If $f$ is a continuous function with compact support, then $\lim\limits_{h\to\infty}\int_{\mathbb{R}}|f(x-h)+f(x)|dx=2\int_{\mathbb{R}}|f(x)|dx$

Question

Here is the problem:

If $f$ is a continuous function with compact support on $\mathbb{R}$, prove that $\displaystyle\lim\limits_{h\to\infty}\int_{\mathbb{R}}|f(x-h)+f(x)|dx=2\int_{\mathbb{R}}|f(x)|dx$.

My idea is to separate $\mathbb{R}$ into two parts: $|x-h|<M$ and $|x-h|>M$, where $M>0$ is chosen such that $\forall x\in supp(f)$ satisfies $|x|<M$, and then try to deal with the two parts of integration, but I found it hard to deal with this part: $\int_{|x-h|<M}|f(x-h)+f(x)|dx$.

Does there exsit a better method? Or how to complete the proof in the way above?

When $f$ is only continuous on $\mathbb{R}$, does the conclusion still hold? (I guess it doesn't hold)

Answer 1

Suppose $f(x)=0$ for $|x| >M$. If $h >2M$ then $f(x)=0$ or $f(x-h)=0$ for every $x$. Indeed either $|x| >M$ or $|x-h| >M$ because on the contrary, $h=|(x-h)-x| \leq |x-h|+|x|<2M$. Hence $|f(x-h)|+|f(x)|=|f(x-h)+f(x)|$ Now integrate.

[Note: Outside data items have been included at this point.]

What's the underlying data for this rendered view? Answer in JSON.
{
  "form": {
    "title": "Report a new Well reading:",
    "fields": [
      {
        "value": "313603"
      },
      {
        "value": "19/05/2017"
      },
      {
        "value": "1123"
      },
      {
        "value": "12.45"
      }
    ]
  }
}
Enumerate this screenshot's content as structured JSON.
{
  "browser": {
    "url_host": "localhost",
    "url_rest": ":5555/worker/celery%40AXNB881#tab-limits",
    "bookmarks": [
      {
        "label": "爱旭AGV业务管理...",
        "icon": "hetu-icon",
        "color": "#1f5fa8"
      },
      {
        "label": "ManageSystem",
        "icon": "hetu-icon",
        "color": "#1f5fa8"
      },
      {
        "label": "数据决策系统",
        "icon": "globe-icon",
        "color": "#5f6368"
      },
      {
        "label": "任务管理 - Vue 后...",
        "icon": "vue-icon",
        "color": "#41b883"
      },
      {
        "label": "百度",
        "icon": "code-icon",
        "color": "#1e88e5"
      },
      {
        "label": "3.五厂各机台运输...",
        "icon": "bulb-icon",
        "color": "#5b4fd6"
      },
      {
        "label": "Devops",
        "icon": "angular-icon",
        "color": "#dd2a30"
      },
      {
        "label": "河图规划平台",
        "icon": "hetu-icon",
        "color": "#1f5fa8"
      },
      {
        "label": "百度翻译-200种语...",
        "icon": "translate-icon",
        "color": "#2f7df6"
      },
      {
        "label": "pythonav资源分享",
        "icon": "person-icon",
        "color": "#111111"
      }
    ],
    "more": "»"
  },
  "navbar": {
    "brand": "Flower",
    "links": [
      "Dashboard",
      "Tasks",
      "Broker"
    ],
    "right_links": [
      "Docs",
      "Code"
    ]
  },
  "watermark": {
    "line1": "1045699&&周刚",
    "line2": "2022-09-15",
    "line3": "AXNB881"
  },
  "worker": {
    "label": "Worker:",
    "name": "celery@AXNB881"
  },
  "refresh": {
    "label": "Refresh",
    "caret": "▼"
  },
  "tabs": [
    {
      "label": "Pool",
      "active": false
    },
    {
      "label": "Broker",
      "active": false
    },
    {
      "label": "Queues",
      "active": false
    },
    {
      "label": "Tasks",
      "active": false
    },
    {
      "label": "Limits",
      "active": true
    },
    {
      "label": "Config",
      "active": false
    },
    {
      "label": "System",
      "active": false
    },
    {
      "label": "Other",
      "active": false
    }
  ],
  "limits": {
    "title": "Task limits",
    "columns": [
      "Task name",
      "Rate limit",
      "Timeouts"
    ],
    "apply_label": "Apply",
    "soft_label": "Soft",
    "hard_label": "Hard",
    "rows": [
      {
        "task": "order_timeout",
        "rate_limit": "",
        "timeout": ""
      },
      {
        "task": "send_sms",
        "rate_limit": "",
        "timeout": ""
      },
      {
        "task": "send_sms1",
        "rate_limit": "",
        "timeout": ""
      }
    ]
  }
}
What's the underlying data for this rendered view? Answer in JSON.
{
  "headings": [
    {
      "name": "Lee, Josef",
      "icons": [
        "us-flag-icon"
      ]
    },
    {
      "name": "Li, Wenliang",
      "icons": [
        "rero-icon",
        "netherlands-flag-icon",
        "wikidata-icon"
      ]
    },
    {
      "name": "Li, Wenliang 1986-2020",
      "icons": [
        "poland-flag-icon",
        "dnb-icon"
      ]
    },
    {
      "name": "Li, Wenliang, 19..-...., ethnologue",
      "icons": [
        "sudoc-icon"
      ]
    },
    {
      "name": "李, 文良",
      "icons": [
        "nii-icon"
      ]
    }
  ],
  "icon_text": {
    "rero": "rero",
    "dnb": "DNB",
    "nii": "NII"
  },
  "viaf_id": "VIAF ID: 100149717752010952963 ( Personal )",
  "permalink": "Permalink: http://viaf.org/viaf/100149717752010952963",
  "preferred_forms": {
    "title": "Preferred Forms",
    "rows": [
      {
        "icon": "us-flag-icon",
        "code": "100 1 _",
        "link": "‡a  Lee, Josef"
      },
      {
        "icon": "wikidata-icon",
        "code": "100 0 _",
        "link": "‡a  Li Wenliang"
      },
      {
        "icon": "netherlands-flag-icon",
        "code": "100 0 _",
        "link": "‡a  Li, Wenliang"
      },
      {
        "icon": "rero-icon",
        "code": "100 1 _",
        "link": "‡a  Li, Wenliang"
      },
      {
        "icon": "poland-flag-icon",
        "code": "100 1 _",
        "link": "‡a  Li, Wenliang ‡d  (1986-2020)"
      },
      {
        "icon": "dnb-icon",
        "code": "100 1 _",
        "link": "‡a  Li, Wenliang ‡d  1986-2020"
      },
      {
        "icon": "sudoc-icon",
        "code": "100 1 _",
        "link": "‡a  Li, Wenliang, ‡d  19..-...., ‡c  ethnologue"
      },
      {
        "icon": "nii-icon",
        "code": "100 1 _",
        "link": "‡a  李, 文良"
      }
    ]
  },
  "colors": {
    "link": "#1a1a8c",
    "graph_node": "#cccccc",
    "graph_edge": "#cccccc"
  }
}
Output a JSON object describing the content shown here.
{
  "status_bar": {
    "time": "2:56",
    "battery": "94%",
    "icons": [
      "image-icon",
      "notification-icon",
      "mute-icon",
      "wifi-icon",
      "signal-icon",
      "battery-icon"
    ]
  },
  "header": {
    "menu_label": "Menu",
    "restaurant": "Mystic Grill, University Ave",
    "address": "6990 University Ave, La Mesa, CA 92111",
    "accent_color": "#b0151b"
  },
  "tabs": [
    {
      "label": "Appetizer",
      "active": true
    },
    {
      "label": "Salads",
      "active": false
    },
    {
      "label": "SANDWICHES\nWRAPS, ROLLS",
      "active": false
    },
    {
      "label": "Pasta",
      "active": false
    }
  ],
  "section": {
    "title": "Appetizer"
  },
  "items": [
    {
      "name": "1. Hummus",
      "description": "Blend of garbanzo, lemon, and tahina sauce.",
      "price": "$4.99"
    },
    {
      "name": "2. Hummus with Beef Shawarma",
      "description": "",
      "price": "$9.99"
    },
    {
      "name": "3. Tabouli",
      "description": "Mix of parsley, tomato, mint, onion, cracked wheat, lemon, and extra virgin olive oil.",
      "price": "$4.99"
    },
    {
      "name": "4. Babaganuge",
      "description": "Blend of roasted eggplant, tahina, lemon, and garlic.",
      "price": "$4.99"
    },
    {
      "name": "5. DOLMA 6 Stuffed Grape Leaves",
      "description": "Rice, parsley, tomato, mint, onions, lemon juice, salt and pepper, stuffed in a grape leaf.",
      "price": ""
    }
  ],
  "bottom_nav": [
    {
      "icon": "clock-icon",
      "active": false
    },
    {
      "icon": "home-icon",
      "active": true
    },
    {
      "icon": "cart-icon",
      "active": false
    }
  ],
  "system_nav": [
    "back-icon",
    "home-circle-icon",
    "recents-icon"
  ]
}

There is no better method.

Actually the result is true for any integrable function $f$. This follows easily from above result and the fact for every $\epsilon >0$ there exist a continuous function $g$ with compact support such that $\int_{\mathbb R} |f(x)-g(x)|dx <\epsilon$.